Nel 2008, è stata inclusa dalla rivista Heeb nella sua lista delle migliori 100 personalità per i suoi gioielli e il lavoro nel cabaret. L’anno successivo è stata nominata membro della nuova New York Art Scene dalla rivista Interview.
Lo stesso anno ha recitato nel film “You Wont Miss Me“ di Ry Russo-Young, che è stato presentato in anteprima al Sundance. A Carlen piacciono gli animali strani, gli anziani e i blog. Si augura che vi piaccia “The Color Wheel”.

Dopo avere realizzato il mio primo film “Impolex” nel 2009, mi sono ritrovato a pensare agli amici e colleghi con cui ero cresciuto. Eccomi lì, ventiquattrenne, a presentare il mio primo lungometraggio al pubblico dei festival e a pensare a cosa ne fosse stato dei sognatori della mia infanzia, del liceo, della scuola di cinema. Perché il mio desiderio di fare cinema era tanto forte da non permettermi di attendere due anni dalla fine della scuola per realizzare il mio film?
Mentre mi ritrovavo a pensare al disappunto che provavo per le persone con cui avevo trascorso ore e ore a comparare i nostri rispettivi sogni, ho provato un sentimento di tristezza tale da sopraffarmi. In quale punto delle nostre vite le nostre strade si erano separate?
Le mie influenze non potrebbero sembrare più diverse ma tutto ciò che avevo in mente arriva dallo stesso retroterra: la solipsistica e non repressa visione degli ultimi film di Jerry Lewis non è per me molto differente dalla descrizione solitaria e isolata della frustrazione sessuale maschile del capolavoro di Vincent Gallo “The Brown Bunny”. I romanzi di Philip Roth, enormemente influenti sulla genesi di questo progetto (soprattutto The Professor of Desire, Sabbath’s Theater and Zuckerman Unbound) catturano con precisione il furore sessuale nevrotico e intellettualmente divertente tipico della East Coast, elemento che volevo costituisse lo spirito e il tono che volevo esprimere.
Le fotografie di Robert Frank che compongono la leggendaria serie “The Americans” cattura in maniera tanto efficace lo spirito e l’essenza della vita al di fuori delle grandi città da farmi decidere con facilità di girare il mio film in bianco e nero come un tributo.

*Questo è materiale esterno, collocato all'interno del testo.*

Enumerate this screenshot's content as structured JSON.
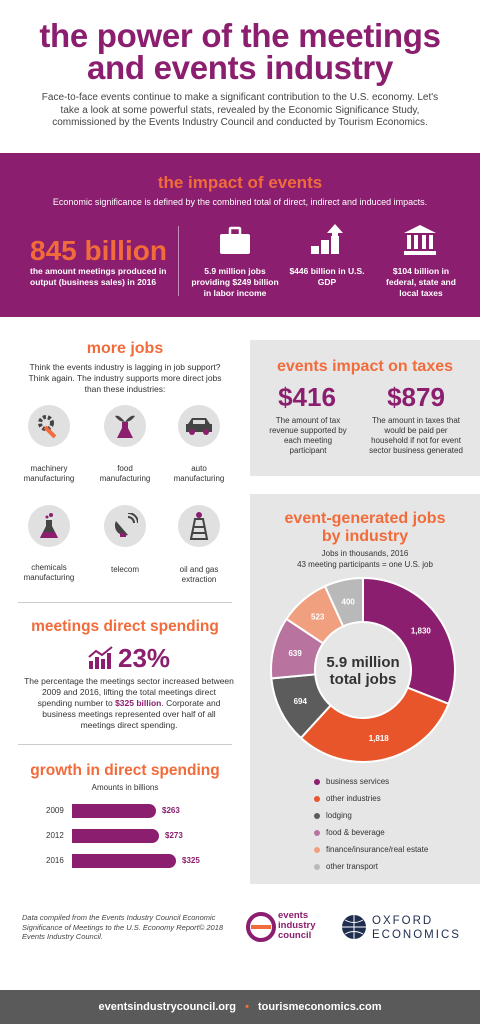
{
  "title_line1": "the power of the meetings",
  "title_line2": "and events industry",
  "intro": "Face-to-face events continue to make a significant contribution to the U.S. economy. Let's take a look at some powerful stats, revealed by the Economic Significance Study, commissioned by the Events Industry Council and conducted by Tourism Economics.",
  "impact": {
    "heading": "the impact of events",
    "subheading": "Economic significance is defined by the combined total of direct, indirect and induced impacts.",
    "big_value": "845 billion",
    "big_caption": "the amount meetings produced in output (business sales) in 2016",
    "stats": [
      {
        "icon": "briefcase-icon",
        "text": "5.9 million jobs providing $249 billion in labor income"
      },
      {
        "icon": "growth-arrow-icon",
        "text": "$446 billion in U.S. GDP"
      },
      {
        "icon": "government-building-icon",
        "text": "$104 billion in federal, state and local taxes"
      }
    ]
  },
  "more_jobs": {
    "heading": "more jobs",
    "text": "Think the events industry is lagging in job support? Think again. The industry supports more direct jobs than these industries:",
    "industries": [
      {
        "icon": "gear-wrench-icon",
        "label": "machinery manufacturing"
      },
      {
        "icon": "plant-flask-icon",
        "label": "food manufacturing"
      },
      {
        "icon": "car-icon",
        "label": "auto manufacturing"
      },
      {
        "icon": "chemical-flask-icon",
        "label": "chemicals manufacturing"
      },
      {
        "icon": "satellite-dish-icon",
        "label": "telecom"
      },
      {
        "icon": "oil-rig-icon",
        "label": "oil and gas extraction"
      }
    ]
  },
  "taxes": {
    "heading": "events impact on taxes",
    "value1": "$416",
    "caption1": "The amount of tax revenue supported by each meeting participant",
    "value2": "$879",
    "caption2": "The amount in taxes that would be paid per household if not for event sector business generated"
  },
  "spending": {
    "heading": "meetings direct spending",
    "percent": "23%",
    "text_a": "The percentage the meetings sector increased between 2009 and 2016, lifting the total meetings direct spending number to ",
    "text_bold": "$325 billion",
    "text_b": ". Corporate and business meetings represented over half of all meetings direct spending."
  },
  "growth": {
    "heading": "growth in direct spending",
    "subheading": "Amounts in billions",
    "bars": [
      {
        "year": "2009",
        "value": 263,
        "label": "$263"
      },
      {
        "year": "2012",
        "value": 273,
        "label": "$273"
      },
      {
        "year": "2016",
        "value": 325,
        "label": "$325"
      }
    ]
  },
  "jobs_chart": {
    "heading_line1": "event-generated jobs",
    "heading_line2": "by industry",
    "sub1": "Jobs in thousands, 2016",
    "sub2": "43 meeting participants = one U.S. job",
    "center_line1": "5.9 million",
    "center_line2": "total jobs"
  },
  "chart_data": {
    "type": "pie",
    "categories": [
      "business services",
      "other industries",
      "lodging",
      "food & beverage",
      "finance/insurance/real estate",
      "other transport"
    ],
    "values": [
      1830,
      1818,
      694,
      639,
      523,
      400
    ],
    "colors": [
      "#8b1e6e",
      "#e8552b",
      "#5c5c5c",
      "#b8749f",
      "#f0a07f",
      "#b9b9b9"
    ]
  },
  "footnote": "Data compiled from the Events Industry Council Economic Significance of Meetings to the U.S. Economy Report© 2018 Events Industry Council.",
  "logos": {
    "eic_line1": "events",
    "eic_line2": "industry",
    "eic_line3": "council",
    "oxford_line1": "OXFORD",
    "oxford_line2": "ECONOMICS"
  },
  "footer": {
    "link1": "eventsindustrycouncil.org",
    "sep": "•",
    "link2": "tourismeconomics.com"
  }
}
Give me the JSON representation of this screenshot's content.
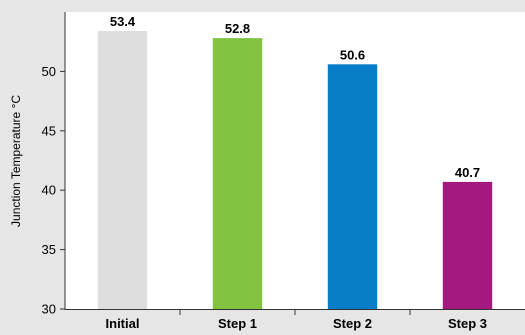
{
  "chart_data": {
    "type": "bar",
    "title": "",
    "xlabel": "",
    "ylabel": "Junction Temperature °C",
    "categories": [
      "Initial",
      "Step 1",
      "Step 2",
      "Step 3"
    ],
    "values": [
      53.4,
      52.8,
      50.6,
      40.7
    ],
    "value_labels": [
      "53.4",
      "52.8",
      "50.6",
      "40.7"
    ],
    "colors": [
      "#dededf",
      "#82c341",
      "#0a7dc8",
      "#a3197f"
    ],
    "ylim": [
      30,
      55
    ],
    "yticks": [
      30,
      35,
      40,
      45,
      50
    ],
    "ytick_labels": [
      "30",
      "35",
      "40",
      "45",
      "50"
    ],
    "grid": false,
    "legend": "none",
    "plot_background": "#ffffff",
    "page_background": "#e6e6e7"
  }
}
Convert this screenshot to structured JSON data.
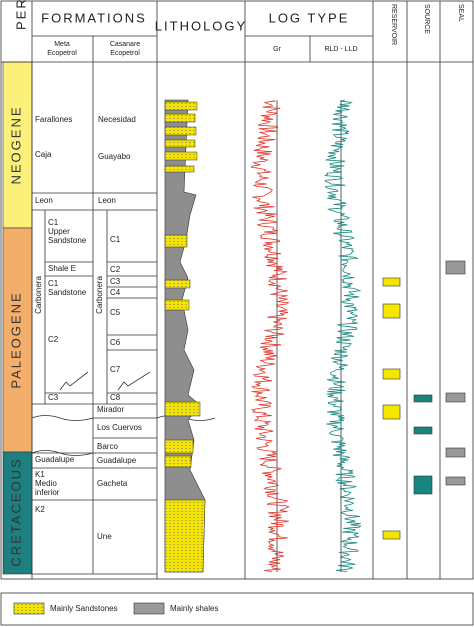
{
  "header": {
    "period": "PERIOD",
    "formations": "FORMATIONS",
    "lithology": "LITHOLOGY",
    "log_type": "LOG TYPE",
    "reservoir": "RESERVOIR",
    "source": "SOURCE",
    "seal": "SEAL",
    "meta": [
      "Meta",
      "Ecopetrol"
    ],
    "casanare": [
      "Casanare",
      "Ecopetrol"
    ],
    "gr": "Gr",
    "rld": "RLD - LLD"
  },
  "periods": [
    "NEOGENE",
    "PALEOGENE",
    "CRETACEOUS"
  ],
  "meta_units": {
    "farallones": "Farallones",
    "caja": "Caja",
    "leon": "Leon",
    "c1_upper": [
      "C1",
      "Upper",
      "Sandstone"
    ],
    "shale_e": "Shale E",
    "c1_sandstone": [
      "C1",
      "Sandstone"
    ],
    "c2": "C2",
    "c3": "C3",
    "guadalupe": "Guadalupe",
    "k1": [
      "K1",
      "Medio",
      "inferior"
    ],
    "k2": "K2",
    "carbonera": "Carbonera"
  },
  "casanare_units": {
    "necesidad": "Necesidad",
    "guayabo": "Guayabo",
    "leon": "Leon",
    "c1": "C1",
    "c2": "C2",
    "c3": "C3",
    "c4": "C4",
    "c5": "C5",
    "c6": "C6",
    "c7": "C7",
    "c8": "C8",
    "mirador": "Mirador",
    "los_cuervos": "Los Cuervos",
    "barco": "Barco",
    "guadalupe": "Guadalupe",
    "gacheta": "Gacheta",
    "une": "Une",
    "carbonera": "Carbonera"
  },
  "legend": {
    "sandstones": "Mainly Sandstones",
    "shales": "Mainly shales"
  }
}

Del resto, non dovrebbe essere permesso riprendere la facciata di un “diner” a lato di una strada se non in bianco e nero. È all’interno di questi pensieri che “The Color Wheel” ha iniziato a prendere forma. A quale microcosmo migliore avrei potuto pensare se non a quello composto da due persone che sono cresciute nella stessa casa? Quale spaccatura può essere avvenuta tra due fratelli di cui una segue i suoi sogni ad ogni costo e l’altro ha fatto tutto tranne che rinunciare? Ma, soprattutto, c’è qualcosa che possa essere fatto per riparare questa spaccatura e quanto estremo dovrebbe essere il perdono?
Girare un film che trattasse in tono di commedia le opposizioni, i conflitti diretti e quell’area indistinta che separa differenze e similitudini, mi è parso il modo migliore per risolvere i miei sentimenti e i miei problemi nei confronti di quasi tutto ciò che ho incontrato nella mia vita.